In part 2, I will add my daily and weekly hiking and running goals and tracking methods.

Book Review Army of None: by Paul Scharre

Book Review Army of None: Autonomous Weapons and the Future of War by Paul Scharre (reviewed 8 July 2019)

We are witnessing the evolution of autonomous technologies in our world. As in much of technological evolution, military needs drive much of this development. Peter Scharre has done a remarkable job to explain autonomous technologies and how military establishment embrace autonomy: past, present and future. A critical question: “Would a robot know when it is lawful to kill, but wrong?”

Let me jump to Scharre’s conclusion first: “Machines can do many things, but they cannot create meaning. They cannot answer these questions for us. Machines cannot tell us what we value, what choices we should make. The world we are creating is one that will have intelligent machines in it, but it is not for them. It is a world for us.” The author has done a remarkable job to explain what an autonomous world might look like.
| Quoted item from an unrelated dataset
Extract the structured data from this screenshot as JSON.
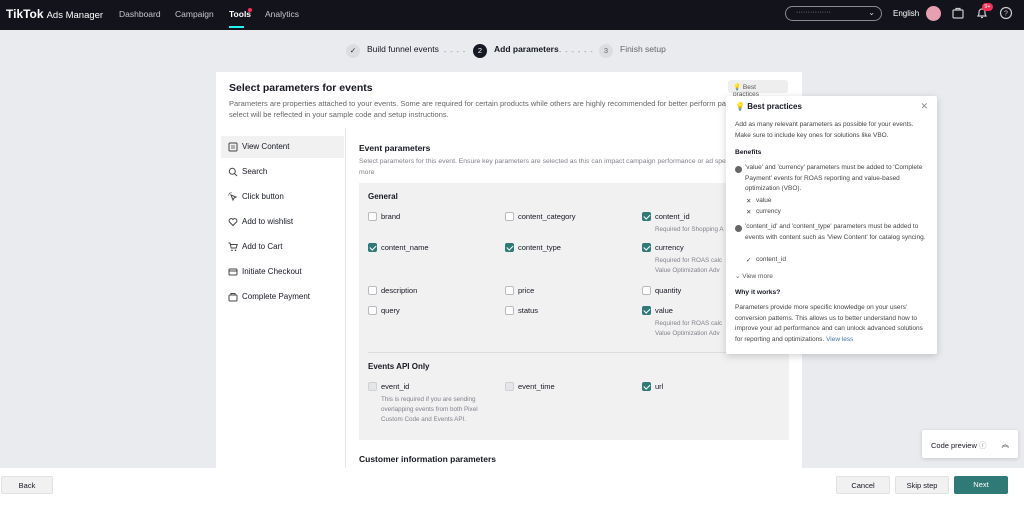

Scharre spends considerable time to define and explain autonomy, here’s a cogent summary:

  • “Autonomy encompasses three distinct concepts: the type of task the machine is performing; the relationship of the human to the machine when performing that task; and the sophistication of the machine’s decision-making when performing the task. This means there are three different dimensions of autonomy. These dimensions are independent, and a machine can be “more autonomous” by increasing the amount of autonomy along any of these spectrums.”
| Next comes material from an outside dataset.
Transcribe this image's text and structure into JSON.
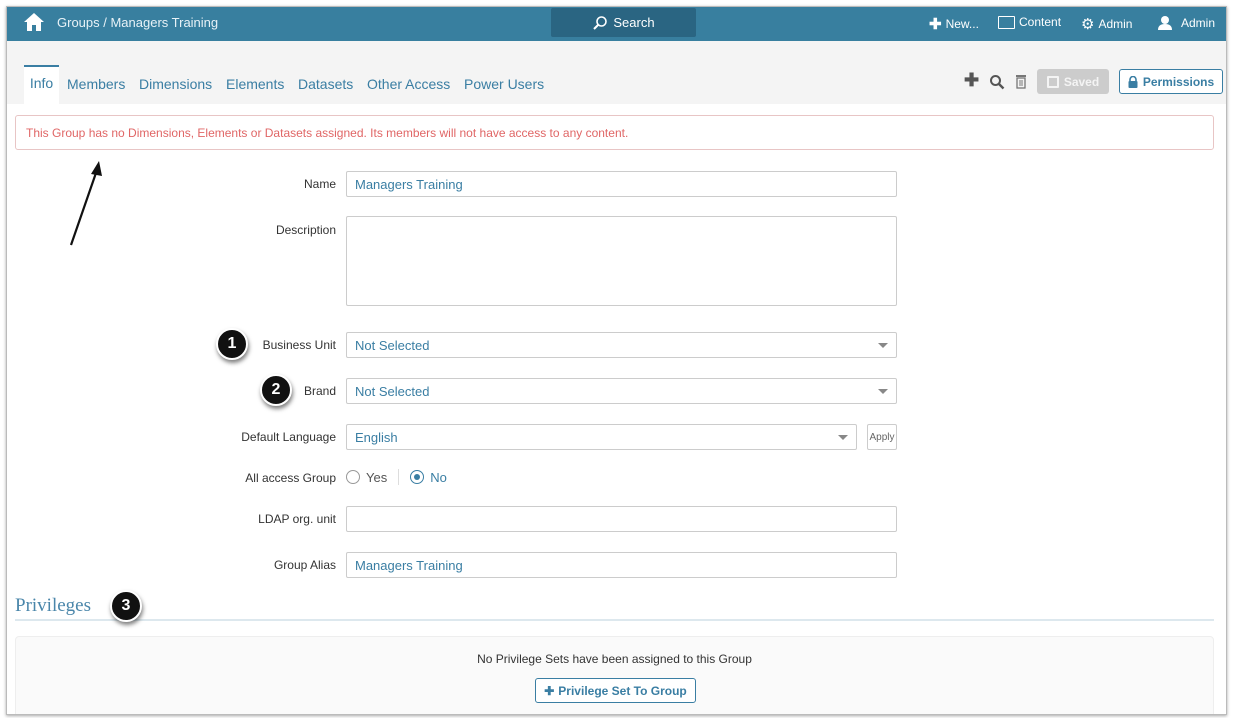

These two quotes summarize some concerns about make autonomous systems fail-safe. (Spoiler alert: it can’t be done…)

  • “Failures may be unlikely, but over a long enough timeline they are inevitable. Engineers refer to these incidents as “normal accidents” because their occurrence is inevitable, even normal, in complex systems. “Why would autonomous systems be any different?” Borrie asked. The textbook example of a normal accident is the Three Mile Island nuclear power plant meltdown in 1979.”
  • “In 2017, a group of scientific experts called JASON tasked with studying the implications of AI for the Defense Department came to a similar conclusion. After an exhaustive analysis of the current state of the art in AI, they concluded: [T]he sheer magnitude, millions or billions of parameters (i.e. weights/biases/etc.), which are learned as part of the training of the net . . . makes it impossible to really understand exactly how the network does what it does. Thus the response of the network to all possible inputs is unknowable.”
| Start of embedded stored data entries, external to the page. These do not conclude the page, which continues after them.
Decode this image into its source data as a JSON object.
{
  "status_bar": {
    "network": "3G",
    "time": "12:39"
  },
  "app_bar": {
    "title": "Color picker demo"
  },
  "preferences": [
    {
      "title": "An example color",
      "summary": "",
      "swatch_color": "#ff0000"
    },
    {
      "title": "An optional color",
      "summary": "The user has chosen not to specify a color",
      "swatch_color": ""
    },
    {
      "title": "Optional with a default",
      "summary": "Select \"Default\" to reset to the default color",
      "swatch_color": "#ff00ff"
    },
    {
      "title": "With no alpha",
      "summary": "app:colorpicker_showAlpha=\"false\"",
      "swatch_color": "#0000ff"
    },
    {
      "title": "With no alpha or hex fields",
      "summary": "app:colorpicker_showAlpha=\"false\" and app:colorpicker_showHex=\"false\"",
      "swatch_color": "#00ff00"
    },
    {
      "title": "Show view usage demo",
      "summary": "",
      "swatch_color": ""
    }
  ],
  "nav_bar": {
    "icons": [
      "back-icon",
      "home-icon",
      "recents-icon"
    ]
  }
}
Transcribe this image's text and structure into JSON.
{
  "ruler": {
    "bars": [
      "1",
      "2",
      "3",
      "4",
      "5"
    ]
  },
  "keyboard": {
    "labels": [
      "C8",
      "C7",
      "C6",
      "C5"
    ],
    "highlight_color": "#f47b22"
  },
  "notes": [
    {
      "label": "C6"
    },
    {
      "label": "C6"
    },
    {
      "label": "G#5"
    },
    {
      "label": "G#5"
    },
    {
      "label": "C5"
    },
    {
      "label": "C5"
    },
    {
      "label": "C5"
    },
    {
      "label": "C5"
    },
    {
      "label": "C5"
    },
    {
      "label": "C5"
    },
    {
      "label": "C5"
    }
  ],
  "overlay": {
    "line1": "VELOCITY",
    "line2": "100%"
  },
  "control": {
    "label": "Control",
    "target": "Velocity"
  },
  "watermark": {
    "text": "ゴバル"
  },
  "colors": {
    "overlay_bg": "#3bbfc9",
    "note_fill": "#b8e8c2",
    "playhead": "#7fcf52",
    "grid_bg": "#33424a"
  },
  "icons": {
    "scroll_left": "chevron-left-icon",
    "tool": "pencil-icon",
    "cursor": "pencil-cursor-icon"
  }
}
Here are several passages capturing the future of autnomy. I’m trying to summarize a lot of the author’s work into just a few quotes:

  • “Artificial general intelligence (AGI) is a hypothetical future AI that would exhibit human-level intelligence across the full range of cognitive tasks. AGI could be applied to solving humanity’s toughest problems, including those that involve nuance, ambiguity, and uncertainty.”
  • ““intelligence explosion.” The concept was first outlined by I. J. Good in 1964: Let an ultraintelligent machine be defined as a machine that can far surpass all the intellectual activities of any man however clever. Since the design of machines is one of these intellectual activities, an ultraintelligent machine could design even better machines; there would then unquestionably be an “intelligence explosion,” and the intelligence of man would be left far behind. Thus the first ultraintelligent machine is the last invention that man need ever make, provided that the machine is docile enough to tell us how to keep it under control.” (This is also known as the Technological Singularity)
  • “Hybrid human-machine cognitive systems, often called “centaur warfighters” after the classic Greek myth of the half-human, half-horse creature, can leverage the precision and reliability of automation without sacrificing the robustness and flexibility of human intelligence.”

In summary, “Army of None” is well worth reading to gain an understanding of how autonomous technologies impact our world, now and in the future.